Which is more Efficient? More Cores or More CPUs Which is more Efficient? More Cores or More CPUs multithreading multithreading

Which is more Efficient? More Cores or More CPUs


That's not an easy question to answer. Computer architecture is unsurprisingly rather complicated. Below are some guidelines but even these are simplifications. A lot of this will come down to your application and what constraints you're working within (both business and technical).

CPUs have several (2-3 generally) levels of caching on the CPU. Some modern CPUs also have a memory controller on the die. That can greatly improve the speed of swapping memory between cores. Memory I/O between CPUs will have to go on an external bus, which tends to be slower.

AMD/ATI chips use HyperTransport, which is a point-to-point protocol.

Complicating all this however is the bus architecture. Intel's Core 2 Duo/Quad system uses a shared bus. Think of this like Ethernet or cable internet where there is only so much bandwidth to go round and every new participant just takes another share from the whole. Core i7 and newer Xeons use QuickPath, which is pretty similar to HyperTransport.

More cores will occupy less space, use less space and less power and cost less (unless you're using really low powered CPUs) both in per-core terms and the cost of other hardware (eg motherboards).

Generally speaking one CPU will the the cheapest (both in terms of hardware AND software). Commodity hardware can be used for this. Once you go to the second socket you tend to have to use different chipsets, more expensive motherboards and often more expensive RAM (eg ECC fully buffered RAM) so you take a massive cost hit going from one CPU to two. It's one reason so many large sites (including Flickr, Google and others) use thousands of commodity servers (although Google's servers are somewhat customized to include things like a 9V battery but the principle is the same).

Your edits don't really change much. "Performance" is a highly subjective concept. Performance at what? Bear in mind though that if your application isn't sufficiently multithreaded (or multiprocess) to take advantage of extra cores then you can actually decrease performance by adding more cores.

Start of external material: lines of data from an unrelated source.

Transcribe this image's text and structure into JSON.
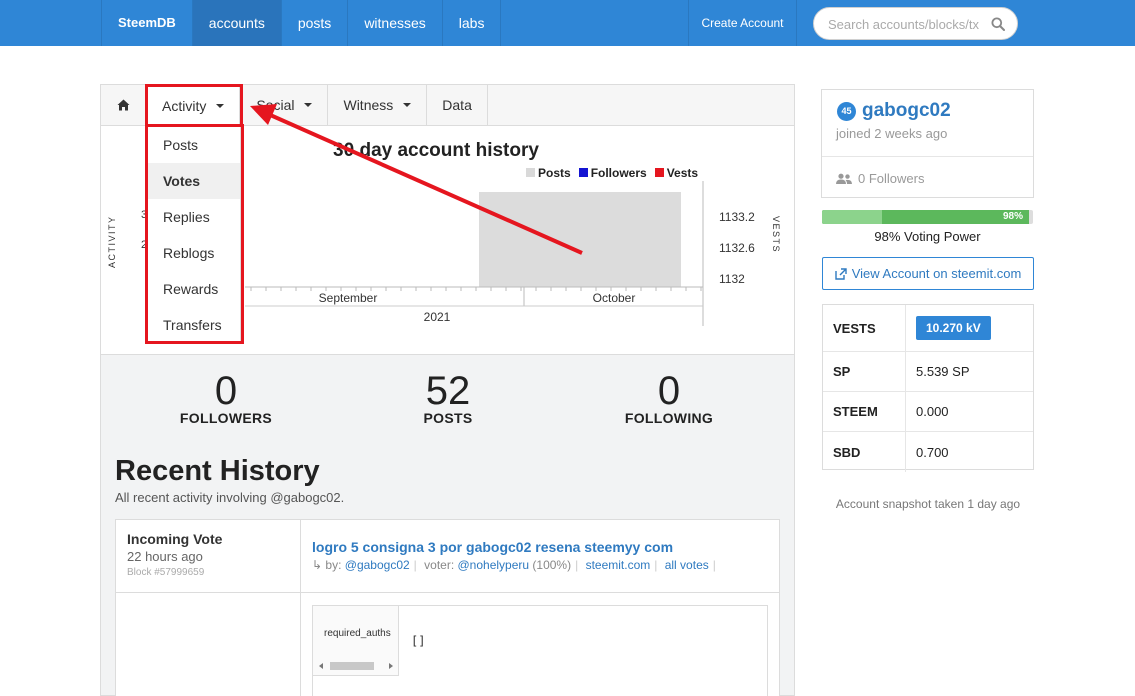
{
  "navbar": {
    "brand": "SteemDB",
    "items": [
      {
        "label": "accounts",
        "active": true
      },
      {
        "label": "posts",
        "active": false
      },
      {
        "label": "witnesses",
        "active": false
      },
      {
        "label": "labs",
        "active": false
      }
    ],
    "create_account": "Create Account",
    "search_placeholder": "Search accounts/blocks/tx"
  },
  "tabs": {
    "home_icon": "home-icon",
    "activity": "Activity",
    "social": "Social",
    "witness": "Witness",
    "data": "Data"
  },
  "dropdown": {
    "items": [
      {
        "label": "Posts",
        "active": false
      },
      {
        "label": "Votes",
        "active": true
      },
      {
        "label": "Replies",
        "active": false
      },
      {
        "label": "Reblogs",
        "active": false
      },
      {
        "label": "Rewards",
        "active": false
      },
      {
        "label": "Transfers",
        "active": false
      }
    ]
  },
  "chart_data": {
    "type": "bar",
    "title": "30 day account history",
    "legend": [
      {
        "name": "Posts",
        "color": "#d9d9d9"
      },
      {
        "name": "Followers",
        "color": "#1414d2"
      },
      {
        "name": "Vests",
        "color": "#e5161f"
      }
    ],
    "ylabel_left": "ACTIVITY",
    "ylabel_right": "VESTS",
    "left_ticks": [
      "3",
      "2"
    ],
    "right_ticks": [
      "1133.2",
      "1132.6",
      "1132"
    ],
    "x_month_labels": [
      "September",
      "October"
    ],
    "x_year_label": "2021",
    "legend_position": "top-right"
  },
  "stats": {
    "followers": {
      "value": "0",
      "label": "FOLLOWERS"
    },
    "posts": {
      "value": "52",
      "label": "POSTS"
    },
    "following": {
      "value": "0",
      "label": "FOLLOWING"
    }
  },
  "recent": {
    "title": "Recent History",
    "subtitle": "All recent activity involving @gabogc02."
  },
  "history": {
    "type": "Incoming Vote",
    "time": "22 hours ago",
    "block": "Block #57999659",
    "link": "logro 5 consigna 3 por gabogc02 resena steemyy com",
    "by_prefix": "by:",
    "by_user": "@gabogc02",
    "voter_prefix": "voter:",
    "voter_user": "@nohelyperu",
    "voter_pct": "(100%)",
    "steemit_link": "steemit.com",
    "all_votes": "all votes",
    "json_key": "required_auths",
    "json_value": "[]"
  },
  "profile": {
    "reputation": "45",
    "username": "gabogc02",
    "joined": "joined 2 weeks ago",
    "followers": "0 Followers"
  },
  "voting_power": {
    "percent": 98,
    "bar_label": "98%",
    "label": "98% Voting Power"
  },
  "view_account": "View Account on steemit.com",
  "wallet": [
    {
      "label": "VESTS",
      "value": "10.270 kV",
      "badge": true
    },
    {
      "label": "SP",
      "value": "5.539 SP",
      "badge": false
    },
    {
      "label": "STEEM",
      "value": "0.000",
      "badge": false
    },
    {
      "label": "SBD",
      "value": "0.700",
      "badge": false
    }
  ],
  "snapshot": "Account snapshot taken 1 day ago",
  "colors": {
    "nav_blue": "#2f86d6",
    "link_blue": "#2f7ac0",
    "annotation_red": "#e5161f",
    "vp_green": "#5cb85c"
  }
}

I/O bound applications probably won't prefer one over the other. They are, after all, bound by I/O not CPU.

For compute-based applications well it depends on the nature of the computation. If you're doing lots of floating point you may benefit far more by using a GPU to offload calculations (eg using Nvidia CUDA). You can get a huge performance benefit from this. Take a look at the GPU client for Folding@Home for an example of this.

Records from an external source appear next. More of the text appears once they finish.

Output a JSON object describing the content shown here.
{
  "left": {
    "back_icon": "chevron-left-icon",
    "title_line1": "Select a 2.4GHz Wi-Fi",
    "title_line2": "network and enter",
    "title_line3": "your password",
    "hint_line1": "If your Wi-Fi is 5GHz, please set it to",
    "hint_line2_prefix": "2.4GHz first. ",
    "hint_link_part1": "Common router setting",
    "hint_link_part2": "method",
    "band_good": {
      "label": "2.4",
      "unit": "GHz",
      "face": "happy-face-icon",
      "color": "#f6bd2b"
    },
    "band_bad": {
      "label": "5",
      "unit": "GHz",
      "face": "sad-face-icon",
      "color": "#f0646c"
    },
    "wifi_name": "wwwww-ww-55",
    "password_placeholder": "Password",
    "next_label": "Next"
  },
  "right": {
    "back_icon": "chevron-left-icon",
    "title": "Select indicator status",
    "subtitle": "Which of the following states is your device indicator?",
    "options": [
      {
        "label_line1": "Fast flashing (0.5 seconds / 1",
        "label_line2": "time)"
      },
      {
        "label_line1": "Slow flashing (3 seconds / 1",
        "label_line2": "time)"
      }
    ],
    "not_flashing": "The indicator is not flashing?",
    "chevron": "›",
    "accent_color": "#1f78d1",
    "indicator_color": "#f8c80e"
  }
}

In short, your question doesn't lend itself to a specific answer because the subject is complicated and there's just not enough information. Technical architecture is something that has to be designed for the specific application.


Well, the point is that all other factors can't really be equal.

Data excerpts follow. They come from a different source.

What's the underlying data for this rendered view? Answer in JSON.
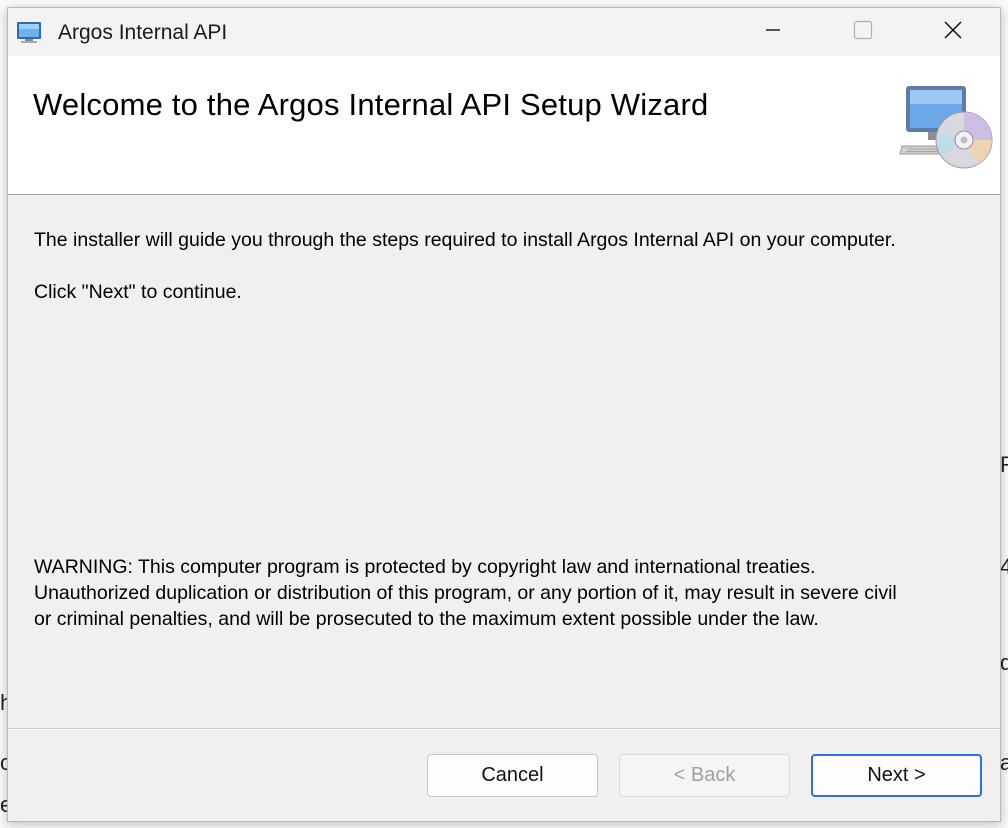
{
  "window": {
    "title": "Argos Internal API",
    "controls": {
      "minimize": "minimize-icon",
      "maximize": "maximize-icon",
      "close": "close-icon"
    }
  },
  "header": {
    "title": "Welcome to the Argos Internal API Setup Wizard",
    "icon": "computer-disc-icon"
  },
  "content": {
    "intro": "The installer will guide you through the steps required to install Argos Internal API on your computer.",
    "click_next": "Click \"Next\" to continue.",
    "warning_lines": [
      "WARNING: This computer program is protected by copyright law and international treaties.",
      "Unauthorized duplication or distribution of this program, or any portion of it, may result in severe civil",
      "or criminal penalties, and will be prosecuted to the maximum extent possible under the law."
    ]
  },
  "buttons": {
    "cancel": "Cancel",
    "back": "< Back",
    "next": "Next >"
  },
  "background_fragments": [
    "R",
    "4",
    "d",
    "h",
    "a",
    "c",
    "e"
  ],
  "colors": {
    "accent": "#2f6fd6",
    "disabled_text": "#a0a0a0",
    "header_bg": "#ffffff",
    "body_bg": "#f0f0f0"
  }
}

The main problem with multi-CPU is latency and bandwidth when the two CPU sockets have to intercommunicate. And this has to happen constantly to make sure their local caches aren't out of sync. This incurs latency, and sometimes can be the bottleneck of your code. (Not always of course.)


More cores on fewer CPUs is definitely faster as SPWorley writes. His answer is close to three years old now but the trends are there and I believe his answer needs some clarification. First some history.

In the early eighties the 80286 became the first microprocessor where virtual memory was feasible. Not that it hadn't been tried before, but intel integrated the management of virtual memory onto the chip (on-die) instead of having an off-die solution. This resulted in their memory management solution being much faster than those of their competitors because all memory management (especially the translation of virtual to physical addresses) was designed into and part of the generic processing.

Remember those big clunky P2 & P3 processors from intel and early athlon & durons from AMD that were set on a side and contained in a big plastic package? The reason for this was to be able to fit a cache chip next to the processor chip since the fabrication processes of the time made it unfeasible to fit the cache onto the processor die itself. VoilĂ  an off-die, on-processor solution. These cache chips would, due to timing limitations, run at a fraction (50% or so) of the CPUs clock frequency. As soon as the manufacturing processes caught up, caches were moved on-die and began to run at the internal clock frequency.

A few years ago AMD moved the RAM memory controller from the Northbridge (off-die) and onto the processor (on-die). Why? Because it makes memory operations more efficient (faster) by eliminating external addressing wiring by half and eliminates going through the Northbridge (CPU-wiring-Northbridge-wiring-RAM became CPU-wiring-RAM). The change also made it possible to have several independent memory controllers with their own sets of RAM operating simultaneously on the same die which increases the memory bandwidth of the processor.

To get back to the clarification we see a long-term trend toward moving performance-critical functionality from the motherboard and onto the processor die. In addition to those mentioned we have seen the integration of multiple cores onto the same die, off-die L2/on-die L1 caches have become off-die L3 /on-die L1 and L2 caches which are now on-die L1, L2 and L3 caches. The caches have become larger and larger to the extent that they take up more space than the cores themselves.

So, to sum up: anytime you need to go off-die things slow down dramatically. The answer: make sure to stay on-die as much as possible and streamline the design of anything that needs to go off-die.